Reproduce MSDNet paper's results
Opened this issue · 1 comments
Hi @gaohuang,
I have been trying lately to reproduce the results from the MSDNet paper, but I could not get the pretrained model's accuracy. I would very much appreciate if you could check if the following setup (for k=4) is correct:
th main.lua -dataset imagenet -data <imagenet_dir> -gen gen -nGPU 4 -nBlocks5 -base 7 -step 4 -batchSize 256 -nEpochs 90
vs.
th main.lua -dataset imagenet -data <imagenet_dir> -gen gen -nGPU 4 -nBlocks5 -base 7 -step 4 -batchSize 256 -retrain msdnet--step\=4--block\=5 --growthRate\=16.t7 -testOnly true
The discrepancy in accuracy ranges from -1% (1st classifier) to -6% (last classifier) in top-1.
According to your paper:
On ImageNet, we use MSDNets with four scales, and the ith classifier operates on the (k×i+3)th layer (with i=1, . . . , 5 ), where k=4, 6 and 7. For simplicity, the losses of all the classifiers are weighted equally during training.
[...]
We apply the same optimization scheme to the ImageNet dataset, except that we increase the mini-batch size to 256, and all the models are trained for 90 epochs with learning rate drops after 30 and 60 epochs.

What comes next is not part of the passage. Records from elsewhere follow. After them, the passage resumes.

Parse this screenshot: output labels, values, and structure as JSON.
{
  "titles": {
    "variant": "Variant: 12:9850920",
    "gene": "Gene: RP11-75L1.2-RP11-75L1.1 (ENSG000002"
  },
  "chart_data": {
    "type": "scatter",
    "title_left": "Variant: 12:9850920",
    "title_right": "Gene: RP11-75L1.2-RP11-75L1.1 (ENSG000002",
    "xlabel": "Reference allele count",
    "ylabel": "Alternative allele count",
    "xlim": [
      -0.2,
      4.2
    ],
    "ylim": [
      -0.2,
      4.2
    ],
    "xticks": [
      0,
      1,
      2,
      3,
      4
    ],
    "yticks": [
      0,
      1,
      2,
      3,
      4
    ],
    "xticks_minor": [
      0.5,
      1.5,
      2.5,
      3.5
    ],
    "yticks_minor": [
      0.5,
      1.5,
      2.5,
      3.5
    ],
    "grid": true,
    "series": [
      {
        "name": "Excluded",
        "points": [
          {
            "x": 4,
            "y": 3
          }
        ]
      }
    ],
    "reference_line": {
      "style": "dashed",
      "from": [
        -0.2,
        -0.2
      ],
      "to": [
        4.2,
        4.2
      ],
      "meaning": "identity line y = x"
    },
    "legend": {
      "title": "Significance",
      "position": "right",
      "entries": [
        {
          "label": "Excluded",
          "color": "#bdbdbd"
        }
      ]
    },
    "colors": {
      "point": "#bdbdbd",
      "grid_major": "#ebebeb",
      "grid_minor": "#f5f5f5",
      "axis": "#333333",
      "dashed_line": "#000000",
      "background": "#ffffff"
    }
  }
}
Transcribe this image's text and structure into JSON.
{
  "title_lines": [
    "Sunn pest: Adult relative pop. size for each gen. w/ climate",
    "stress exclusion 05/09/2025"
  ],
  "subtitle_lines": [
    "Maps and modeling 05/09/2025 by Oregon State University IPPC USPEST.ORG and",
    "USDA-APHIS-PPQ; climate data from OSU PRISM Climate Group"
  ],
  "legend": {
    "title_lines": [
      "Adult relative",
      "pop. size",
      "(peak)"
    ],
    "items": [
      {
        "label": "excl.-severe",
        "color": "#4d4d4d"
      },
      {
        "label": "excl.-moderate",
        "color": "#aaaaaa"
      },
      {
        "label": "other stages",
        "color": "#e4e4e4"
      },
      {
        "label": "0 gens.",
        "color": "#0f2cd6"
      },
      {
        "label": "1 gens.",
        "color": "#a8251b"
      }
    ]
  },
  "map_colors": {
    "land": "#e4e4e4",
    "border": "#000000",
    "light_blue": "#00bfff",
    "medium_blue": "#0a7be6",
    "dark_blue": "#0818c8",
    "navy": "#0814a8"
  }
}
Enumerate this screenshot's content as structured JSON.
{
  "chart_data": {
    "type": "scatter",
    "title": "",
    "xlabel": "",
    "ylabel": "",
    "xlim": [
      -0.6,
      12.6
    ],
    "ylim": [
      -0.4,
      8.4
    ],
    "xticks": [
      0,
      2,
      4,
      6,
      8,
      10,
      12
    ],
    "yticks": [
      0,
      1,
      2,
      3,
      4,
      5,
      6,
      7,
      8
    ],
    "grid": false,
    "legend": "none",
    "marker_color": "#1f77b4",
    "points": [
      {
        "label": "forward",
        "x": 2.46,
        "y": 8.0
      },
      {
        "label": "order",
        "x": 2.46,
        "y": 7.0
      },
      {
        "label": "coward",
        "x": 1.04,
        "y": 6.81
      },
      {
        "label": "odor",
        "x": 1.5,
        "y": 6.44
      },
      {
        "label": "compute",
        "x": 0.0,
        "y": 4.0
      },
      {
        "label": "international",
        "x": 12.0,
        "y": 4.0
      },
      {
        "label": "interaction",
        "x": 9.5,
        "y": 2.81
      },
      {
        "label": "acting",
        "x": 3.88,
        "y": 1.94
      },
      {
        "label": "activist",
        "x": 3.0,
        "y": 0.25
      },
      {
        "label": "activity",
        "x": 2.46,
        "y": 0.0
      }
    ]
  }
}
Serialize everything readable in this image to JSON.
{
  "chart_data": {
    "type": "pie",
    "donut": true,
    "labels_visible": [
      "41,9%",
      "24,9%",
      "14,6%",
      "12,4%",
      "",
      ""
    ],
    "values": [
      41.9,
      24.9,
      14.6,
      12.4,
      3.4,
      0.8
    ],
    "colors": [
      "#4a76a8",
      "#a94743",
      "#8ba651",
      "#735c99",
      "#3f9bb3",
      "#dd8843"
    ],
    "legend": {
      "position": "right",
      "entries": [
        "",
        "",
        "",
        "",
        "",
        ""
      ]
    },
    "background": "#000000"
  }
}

Am I missing something in the training parameters for Imagenet?
Hi @gaohuang,
I was wondering if you have had any ideas on what could have gone wrong in the reproduction of the paper's results.
Is there a way to double-check the hyper-parameters of the distributed pretrained model? Could this be a consequence of training on multiple GPUs?
I would greatly appreciate your reply.